• EUR/DKK likely to fall to 9.00 within a year, says Danske bank

    Source: FxWire Pro - Commentary / 15 Jun 2017 04:19:31   America/New_York

    The krone has fallen relatively far since mid-February despite growth in the Norwegian economy surprising to the upside. Slightly lower inflation than anticipated may have fuelled expectations of Norges Bank having to cut interest rates further, but otherwise it seems that the krone has fallen mainly as a result of external factors.

    Naturally the drop in oil prices has been one important factor in the krone’s depreciation. Ever higher production and rig counts in the US shale oil industry have prevented oil stocks from falling as far as many had predicted. A glut of oil has therefore put pressure on prices despite OPEC extending its production cuts through to Q1 next year.

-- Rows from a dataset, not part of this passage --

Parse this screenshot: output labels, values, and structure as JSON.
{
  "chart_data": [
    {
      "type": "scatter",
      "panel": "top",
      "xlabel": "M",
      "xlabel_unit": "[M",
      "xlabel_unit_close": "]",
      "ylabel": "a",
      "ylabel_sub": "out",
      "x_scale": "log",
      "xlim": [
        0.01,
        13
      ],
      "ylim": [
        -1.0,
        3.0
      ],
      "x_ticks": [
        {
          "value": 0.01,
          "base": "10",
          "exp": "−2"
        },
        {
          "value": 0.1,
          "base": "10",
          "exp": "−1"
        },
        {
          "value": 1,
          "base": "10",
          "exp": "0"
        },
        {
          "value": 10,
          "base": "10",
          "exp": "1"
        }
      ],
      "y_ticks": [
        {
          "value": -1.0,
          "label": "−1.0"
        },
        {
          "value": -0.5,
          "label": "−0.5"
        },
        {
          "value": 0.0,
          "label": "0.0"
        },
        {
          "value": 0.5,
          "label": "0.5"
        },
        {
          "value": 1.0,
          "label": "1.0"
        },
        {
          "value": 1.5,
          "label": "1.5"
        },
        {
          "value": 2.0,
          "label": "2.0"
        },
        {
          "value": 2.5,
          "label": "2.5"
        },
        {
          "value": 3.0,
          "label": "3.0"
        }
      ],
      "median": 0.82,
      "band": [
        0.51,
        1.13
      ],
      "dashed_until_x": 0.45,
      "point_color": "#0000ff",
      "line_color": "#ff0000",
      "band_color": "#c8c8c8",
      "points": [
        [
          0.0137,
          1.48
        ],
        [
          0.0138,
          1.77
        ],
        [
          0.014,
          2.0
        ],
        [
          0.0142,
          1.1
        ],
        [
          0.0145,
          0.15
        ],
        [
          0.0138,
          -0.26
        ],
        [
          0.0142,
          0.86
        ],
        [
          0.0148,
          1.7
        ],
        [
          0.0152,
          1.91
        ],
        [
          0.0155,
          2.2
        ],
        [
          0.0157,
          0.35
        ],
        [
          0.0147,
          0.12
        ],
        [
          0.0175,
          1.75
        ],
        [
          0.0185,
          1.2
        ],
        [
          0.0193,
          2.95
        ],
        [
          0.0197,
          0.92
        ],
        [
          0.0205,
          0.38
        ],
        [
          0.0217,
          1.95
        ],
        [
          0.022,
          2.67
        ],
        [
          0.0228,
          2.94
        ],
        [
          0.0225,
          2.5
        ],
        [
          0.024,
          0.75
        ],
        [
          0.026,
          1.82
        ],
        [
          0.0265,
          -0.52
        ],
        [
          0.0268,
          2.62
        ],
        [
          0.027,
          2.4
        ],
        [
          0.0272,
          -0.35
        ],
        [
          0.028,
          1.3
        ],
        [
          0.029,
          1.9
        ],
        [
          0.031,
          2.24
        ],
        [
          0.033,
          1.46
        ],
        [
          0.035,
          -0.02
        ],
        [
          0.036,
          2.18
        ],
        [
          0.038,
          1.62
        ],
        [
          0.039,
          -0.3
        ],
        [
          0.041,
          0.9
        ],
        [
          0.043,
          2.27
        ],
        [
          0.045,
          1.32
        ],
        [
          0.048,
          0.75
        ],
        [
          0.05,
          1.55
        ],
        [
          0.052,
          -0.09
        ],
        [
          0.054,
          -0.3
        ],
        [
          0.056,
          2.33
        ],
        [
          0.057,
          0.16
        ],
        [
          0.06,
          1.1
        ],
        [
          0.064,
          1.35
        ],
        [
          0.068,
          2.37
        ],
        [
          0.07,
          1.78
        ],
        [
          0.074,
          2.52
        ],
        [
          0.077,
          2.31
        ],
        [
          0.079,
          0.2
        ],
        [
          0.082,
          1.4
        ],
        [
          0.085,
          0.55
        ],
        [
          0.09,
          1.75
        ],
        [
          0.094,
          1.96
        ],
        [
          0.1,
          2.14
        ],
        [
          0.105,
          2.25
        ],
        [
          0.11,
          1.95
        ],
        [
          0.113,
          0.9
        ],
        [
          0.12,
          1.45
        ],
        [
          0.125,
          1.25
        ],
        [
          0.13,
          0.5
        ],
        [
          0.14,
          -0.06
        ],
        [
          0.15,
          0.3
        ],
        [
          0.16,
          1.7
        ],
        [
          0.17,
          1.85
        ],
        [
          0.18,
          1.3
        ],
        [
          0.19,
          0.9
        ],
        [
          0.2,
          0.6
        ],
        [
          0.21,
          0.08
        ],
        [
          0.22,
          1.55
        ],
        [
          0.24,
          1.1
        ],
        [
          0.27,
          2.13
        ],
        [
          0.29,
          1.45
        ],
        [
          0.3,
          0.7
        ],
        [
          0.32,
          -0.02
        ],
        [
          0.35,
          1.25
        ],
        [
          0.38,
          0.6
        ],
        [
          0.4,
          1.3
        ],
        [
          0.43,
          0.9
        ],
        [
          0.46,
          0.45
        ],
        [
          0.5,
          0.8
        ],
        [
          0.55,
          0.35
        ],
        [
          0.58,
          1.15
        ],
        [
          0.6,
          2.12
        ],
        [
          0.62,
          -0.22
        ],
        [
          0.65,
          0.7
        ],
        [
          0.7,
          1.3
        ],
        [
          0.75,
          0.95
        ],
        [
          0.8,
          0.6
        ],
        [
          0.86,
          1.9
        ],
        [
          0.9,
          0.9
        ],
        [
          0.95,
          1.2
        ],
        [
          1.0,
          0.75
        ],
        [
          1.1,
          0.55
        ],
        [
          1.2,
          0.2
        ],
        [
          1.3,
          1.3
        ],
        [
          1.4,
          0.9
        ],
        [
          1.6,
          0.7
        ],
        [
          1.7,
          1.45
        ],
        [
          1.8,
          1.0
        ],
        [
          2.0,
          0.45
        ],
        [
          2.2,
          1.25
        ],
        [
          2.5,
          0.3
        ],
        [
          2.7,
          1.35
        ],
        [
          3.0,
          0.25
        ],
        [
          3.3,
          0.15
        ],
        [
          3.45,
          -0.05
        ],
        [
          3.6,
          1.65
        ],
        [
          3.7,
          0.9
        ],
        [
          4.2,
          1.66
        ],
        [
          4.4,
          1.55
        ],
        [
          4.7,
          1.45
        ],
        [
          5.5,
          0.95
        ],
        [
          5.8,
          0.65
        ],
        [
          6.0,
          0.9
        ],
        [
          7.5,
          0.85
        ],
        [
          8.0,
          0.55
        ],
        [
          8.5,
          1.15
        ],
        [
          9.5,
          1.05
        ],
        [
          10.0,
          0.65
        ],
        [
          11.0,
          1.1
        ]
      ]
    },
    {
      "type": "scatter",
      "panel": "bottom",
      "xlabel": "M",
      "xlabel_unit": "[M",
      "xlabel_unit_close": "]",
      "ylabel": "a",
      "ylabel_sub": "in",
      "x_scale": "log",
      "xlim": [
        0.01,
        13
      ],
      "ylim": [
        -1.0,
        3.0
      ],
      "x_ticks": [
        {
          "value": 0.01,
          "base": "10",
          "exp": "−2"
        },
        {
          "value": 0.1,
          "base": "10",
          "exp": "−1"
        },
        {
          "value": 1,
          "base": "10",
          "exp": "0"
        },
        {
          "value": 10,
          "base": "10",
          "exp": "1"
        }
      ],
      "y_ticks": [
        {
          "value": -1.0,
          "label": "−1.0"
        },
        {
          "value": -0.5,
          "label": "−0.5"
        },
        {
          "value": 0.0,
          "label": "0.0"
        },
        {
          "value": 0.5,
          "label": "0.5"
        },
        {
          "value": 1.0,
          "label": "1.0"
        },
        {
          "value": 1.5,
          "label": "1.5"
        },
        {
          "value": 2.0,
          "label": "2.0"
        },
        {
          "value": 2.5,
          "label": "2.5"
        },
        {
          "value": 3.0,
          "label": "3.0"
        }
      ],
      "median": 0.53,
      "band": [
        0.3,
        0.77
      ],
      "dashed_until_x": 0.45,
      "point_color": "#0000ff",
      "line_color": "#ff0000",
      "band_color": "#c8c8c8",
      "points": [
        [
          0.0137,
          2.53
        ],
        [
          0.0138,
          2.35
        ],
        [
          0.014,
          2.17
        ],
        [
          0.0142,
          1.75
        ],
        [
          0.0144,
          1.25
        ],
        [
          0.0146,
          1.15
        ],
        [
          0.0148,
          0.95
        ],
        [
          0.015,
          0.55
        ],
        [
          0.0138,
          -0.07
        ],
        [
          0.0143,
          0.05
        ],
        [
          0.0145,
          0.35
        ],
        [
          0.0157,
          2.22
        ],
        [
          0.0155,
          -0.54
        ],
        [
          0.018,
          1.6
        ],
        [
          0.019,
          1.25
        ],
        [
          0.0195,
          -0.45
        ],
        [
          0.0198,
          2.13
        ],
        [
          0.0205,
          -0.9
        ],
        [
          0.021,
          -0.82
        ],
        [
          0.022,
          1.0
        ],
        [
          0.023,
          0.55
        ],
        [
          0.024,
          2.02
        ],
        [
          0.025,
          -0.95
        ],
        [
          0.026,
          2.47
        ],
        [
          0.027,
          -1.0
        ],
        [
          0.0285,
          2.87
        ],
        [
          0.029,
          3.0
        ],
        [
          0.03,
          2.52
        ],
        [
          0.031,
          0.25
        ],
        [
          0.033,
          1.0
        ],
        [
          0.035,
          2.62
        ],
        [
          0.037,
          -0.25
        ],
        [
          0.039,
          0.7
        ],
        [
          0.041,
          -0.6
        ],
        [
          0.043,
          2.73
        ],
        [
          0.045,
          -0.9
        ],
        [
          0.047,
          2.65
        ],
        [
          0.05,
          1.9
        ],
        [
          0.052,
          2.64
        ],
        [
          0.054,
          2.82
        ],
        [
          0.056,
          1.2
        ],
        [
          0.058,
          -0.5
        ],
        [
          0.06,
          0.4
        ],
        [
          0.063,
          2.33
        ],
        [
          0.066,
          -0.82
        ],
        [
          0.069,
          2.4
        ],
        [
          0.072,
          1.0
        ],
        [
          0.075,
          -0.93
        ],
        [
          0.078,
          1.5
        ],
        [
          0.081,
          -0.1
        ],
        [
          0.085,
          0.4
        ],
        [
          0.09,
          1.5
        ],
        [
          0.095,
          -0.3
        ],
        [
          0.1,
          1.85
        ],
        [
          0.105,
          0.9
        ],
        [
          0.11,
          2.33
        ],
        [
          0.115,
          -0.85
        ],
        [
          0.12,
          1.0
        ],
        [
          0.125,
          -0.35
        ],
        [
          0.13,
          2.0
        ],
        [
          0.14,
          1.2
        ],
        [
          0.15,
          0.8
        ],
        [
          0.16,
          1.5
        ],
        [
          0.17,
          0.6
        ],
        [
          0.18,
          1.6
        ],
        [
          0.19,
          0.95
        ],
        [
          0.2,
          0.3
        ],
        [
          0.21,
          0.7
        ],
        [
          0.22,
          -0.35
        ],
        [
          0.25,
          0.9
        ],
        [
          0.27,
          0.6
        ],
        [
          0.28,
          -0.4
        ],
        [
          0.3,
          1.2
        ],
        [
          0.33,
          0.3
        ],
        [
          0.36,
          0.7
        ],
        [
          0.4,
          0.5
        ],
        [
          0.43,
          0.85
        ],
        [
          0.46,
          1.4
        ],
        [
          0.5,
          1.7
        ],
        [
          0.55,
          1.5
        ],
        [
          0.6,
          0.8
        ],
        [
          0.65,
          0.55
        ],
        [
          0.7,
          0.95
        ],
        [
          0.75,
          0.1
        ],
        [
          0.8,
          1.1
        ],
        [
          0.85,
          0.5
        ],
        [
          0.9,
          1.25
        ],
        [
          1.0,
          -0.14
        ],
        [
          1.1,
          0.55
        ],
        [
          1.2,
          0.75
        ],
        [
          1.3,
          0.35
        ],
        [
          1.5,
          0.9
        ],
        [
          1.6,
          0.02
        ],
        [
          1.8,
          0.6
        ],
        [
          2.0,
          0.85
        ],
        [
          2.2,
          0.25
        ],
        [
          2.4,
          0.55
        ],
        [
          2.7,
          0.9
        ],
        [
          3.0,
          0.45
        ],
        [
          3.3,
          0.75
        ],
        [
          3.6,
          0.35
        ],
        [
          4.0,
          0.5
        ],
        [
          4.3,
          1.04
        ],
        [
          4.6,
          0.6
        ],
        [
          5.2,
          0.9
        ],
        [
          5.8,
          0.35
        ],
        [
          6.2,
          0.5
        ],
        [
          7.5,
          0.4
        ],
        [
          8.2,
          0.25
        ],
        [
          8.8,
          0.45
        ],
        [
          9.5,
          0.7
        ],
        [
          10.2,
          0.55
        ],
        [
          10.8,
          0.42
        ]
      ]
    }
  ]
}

    A weaker growth outlook in China has also sown the seeds of doubt about the future strength of demand for oil. The combination of the two has pushed the price of oil below USD 48/bbl. There has also been general pressure on all commodity-based currencies, including the Canadian, Australian and New Zealand dollars, which have fallen more or less as far as the krone in recent months.

    "Given these external factors, we do not anticipate any immediate rally in the krone despite being more optimistic about the domestic economy. In the slightly longer term, though, we expect the combination of slightly higher oil prices and growing expectations of rate increases in Norway to be positive for the krone. We therefore expect the krone to gain against the euro, for example, with the EUR/DKK rate falling to 9.00 in a year’s time," Danske Bank commented in its latest research report.